Another heavily-armed militia arrived Saturday at the Oregon wildlife refuge that has been occupied for a week, raising tensions in a community that is already on edge.
Members of the new group, known as the Pacific Patriots Network, arrived donning bullet proof vests, camouflage gear, and several magazines of ammo at the Malheur National Wildlife Refuge.
Different groups and members of militias have taken over the refuge for a week, and have demanded the return of federal lands to ranchers, the release of two convicted local ranchers, and an end to federal "overreach."
But the presence of the new militia seemed to have significantly changed the mood at the refuge, and raised concerns among the original group that the newcomers' presence could escalate what has already been a tense standoff with local law enforcement.
However, after meeting with leaders of the original occupying group, members of the Pacific Patriots Network left the refuge Saturday just hours after their arrival.
"I just shook hands, and hugged, and they were gone," LaVoy Finicum, one of the leaders at the refuge told BuzzFeed News. "I know they are a great support to us, and it's always been a support from a distance."

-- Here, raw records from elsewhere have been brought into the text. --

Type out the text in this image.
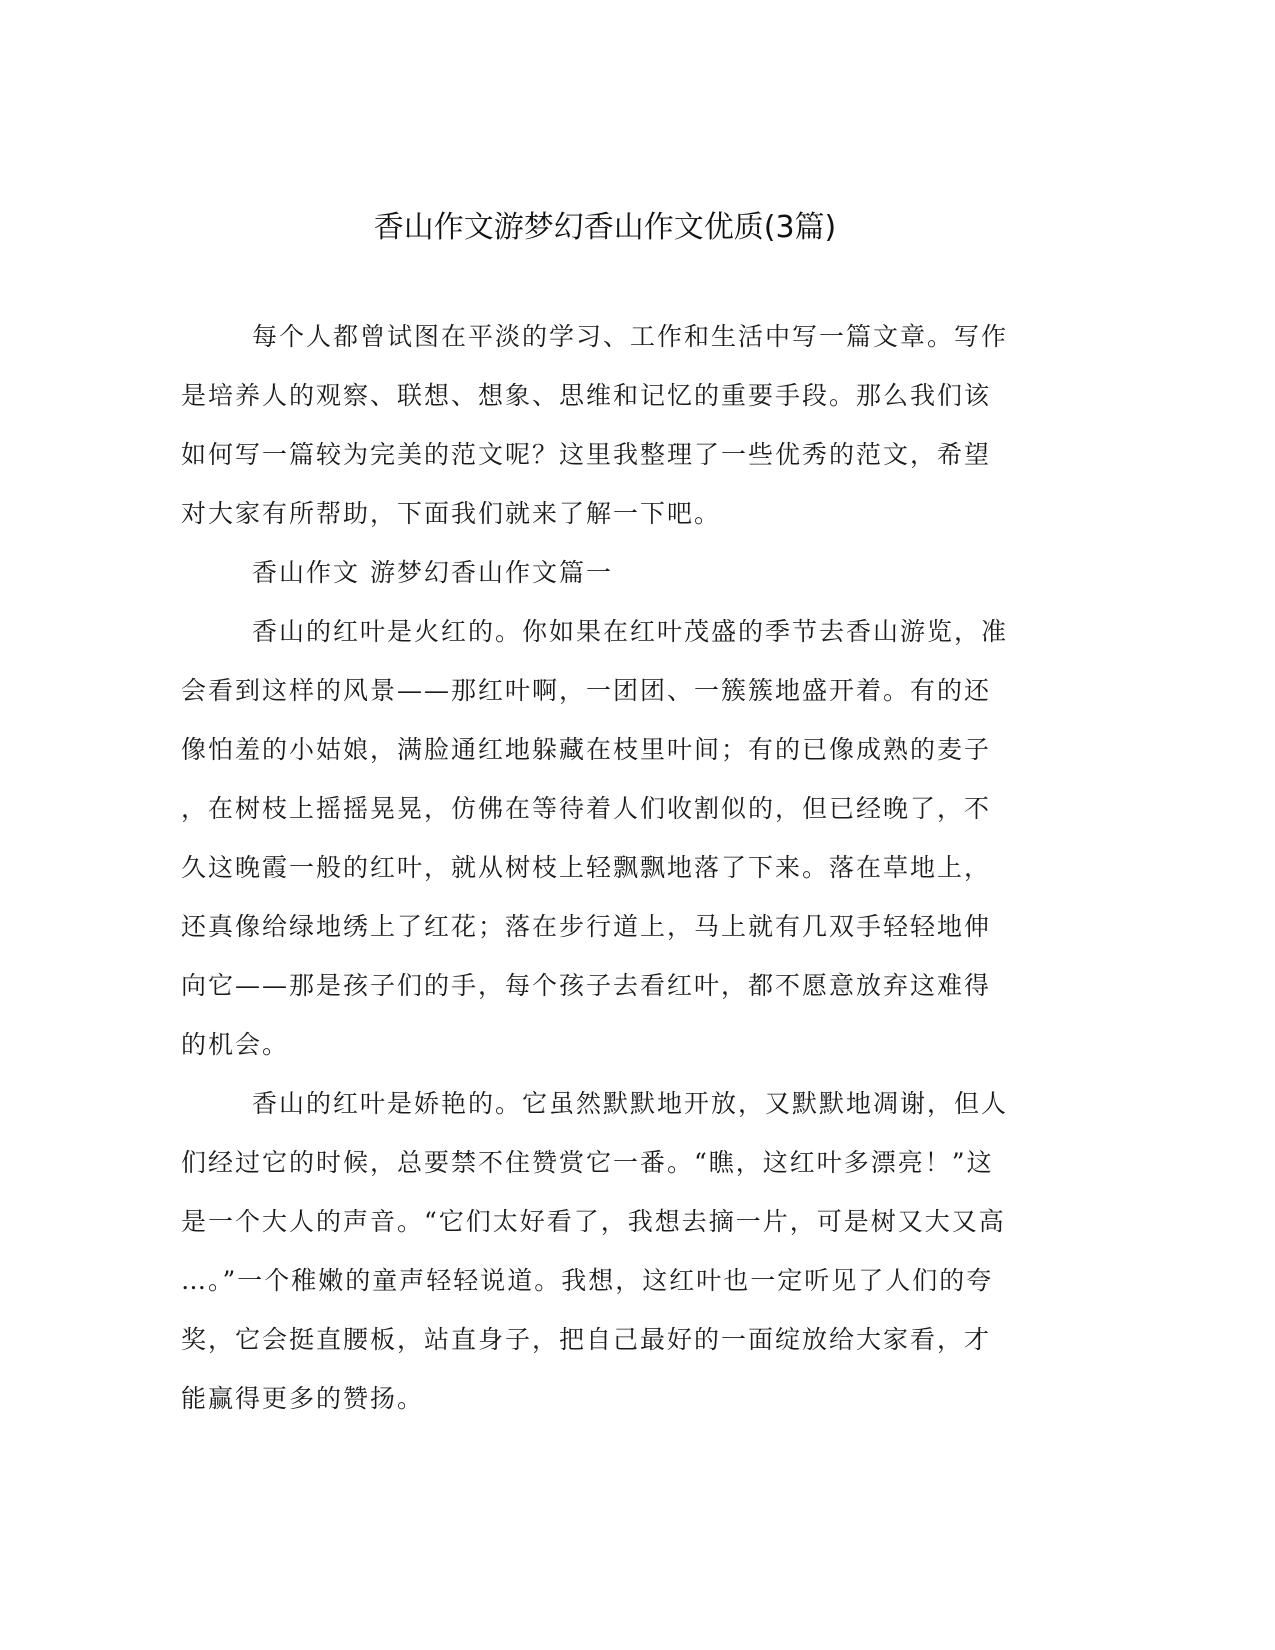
香山作文游梦幻香山作文优质(3篇)
每个人都曾试图在平淡的学习、工作和生活中写一篇文章。写作
是培养人的观察、联想、想象、思维和记忆的重要手段。那么我们该
如何写一篇较为完美的范文呢？这里我整理了一些优秀的范文，希望
对大家有所帮助，下面我们就来了解一下吧。
香山作文 游梦幻香山作文篇一
香山的红叶是火红的。你如果在红叶茂盛的季节去香山游览，准
会看到这样的风景——那红叶啊，一团团、一簇簇地盛开着。有的还
像怕羞的小姑娘，满脸通红地躲藏在枝里叶间；有的已像成熟的麦子
，在树枝上摇摇晃晃，仿佛在等待着人们收割似的，但已经晚了，不
久这晚霞一般的红叶，就从树枝上轻飘飘地落了下来。落在草地上，
还真像给绿地绣上了红花；落在步行道上，马上就有几双手轻轻地伸
向它——那是孩子们的手，每个孩子去看红叶，都不愿意放弃这难得
的机会。
香山的红叶是娇艳的。它虽然默默地开放，又默默地凋谢，但人
们经过它的时候，总要禁不住赞赏它一番。“瞧，这红叶多漂亮！”这
是一个大人的声音。“它们太好看了，我想去摘一片，可是树又大又高
…。”一个稚嫩的童声轻轻说道。我想，这红叶也一定听见了人们的夸
奖，它会挺直腰板，站直身子，把自己最好的一面绽放给大家看，才
能赢得更多的赞扬。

Finicum would not say whether the group was invited to the refuge, or if they were asked to leave. However, he said he was concerned that having a heavily armed group patrolling the area around the refuge could raise tensions in the community.
"Things are actually really good, we're feeling very safe right now," he said. "It's really starting to wind down, at least in pressure."
Though many of the first occupiers were armed, most were limited to handguns that remained holstered — at least in public. Some semi-automatic rifles were observed this week by BuzzFeed News inside vehicles, barracks, and carried by at least one person.
Press and local residents were allowed to go into the refuge as well, though they weren't allowed to walk into some occupied buildings.
But when members of the Pacific Patriots Network arrived, several journalists reported being brushed aside by members of the militia, who were heavily armed and began limiting access to the refuge.
According to the group's website, leaders of the Pacific Patriot's Network put out an "Immediate Call To Action" to members, calling on them to "secure a perimeter around the Wildlife Refuge."
The purpose, according to the alert, was to "prevent a Waco-style situation from unfolding during this peaceful occupation."
Their departure, however seemed unplanned.
In the militia's call to action, it stated the group planned to, "serve as a neutral third-party intermediary to prevent bloodshed."
Members of the group did not immediately return BuzzFeed News' requests for comment.
Finicum told BuzzFeed News he did not know if there were any plans for the group to return.
Burns, the city about 30 miles from the refuge, has been on edge since the beginning of the occupation. Schools have closed as a precaution, some residents have left town, and the sheriff reported that deputies have been followed home and harassed.
Wednesday, Harney County Sheriff Dave Ward held a community meeting attended by more than 500 residents — a majority of whom seemed to agree that the original armed group that took over the refuge should go home.
Though many of the grievances about the federal government and land issues — particularly dealings with the Bureau of Land Management — have struck a chord in the largely ranching community, many residents said they were willing to take on the fight without the group at the refuge.
Ward met with the leader of the group, Ammon Bundy, Thursday and asked the group to leave. Ward cancelled a second meeting Friday after Bundy said the group had no plans to leave.
Finicum told BuzzFeed News that although there was no timeline on when the group expected to leave, they were working with local residents to find a resolution and help them continue fighting.
"We're getting ready to pass the baton to the citizens of Harney County, and we can go home," he said.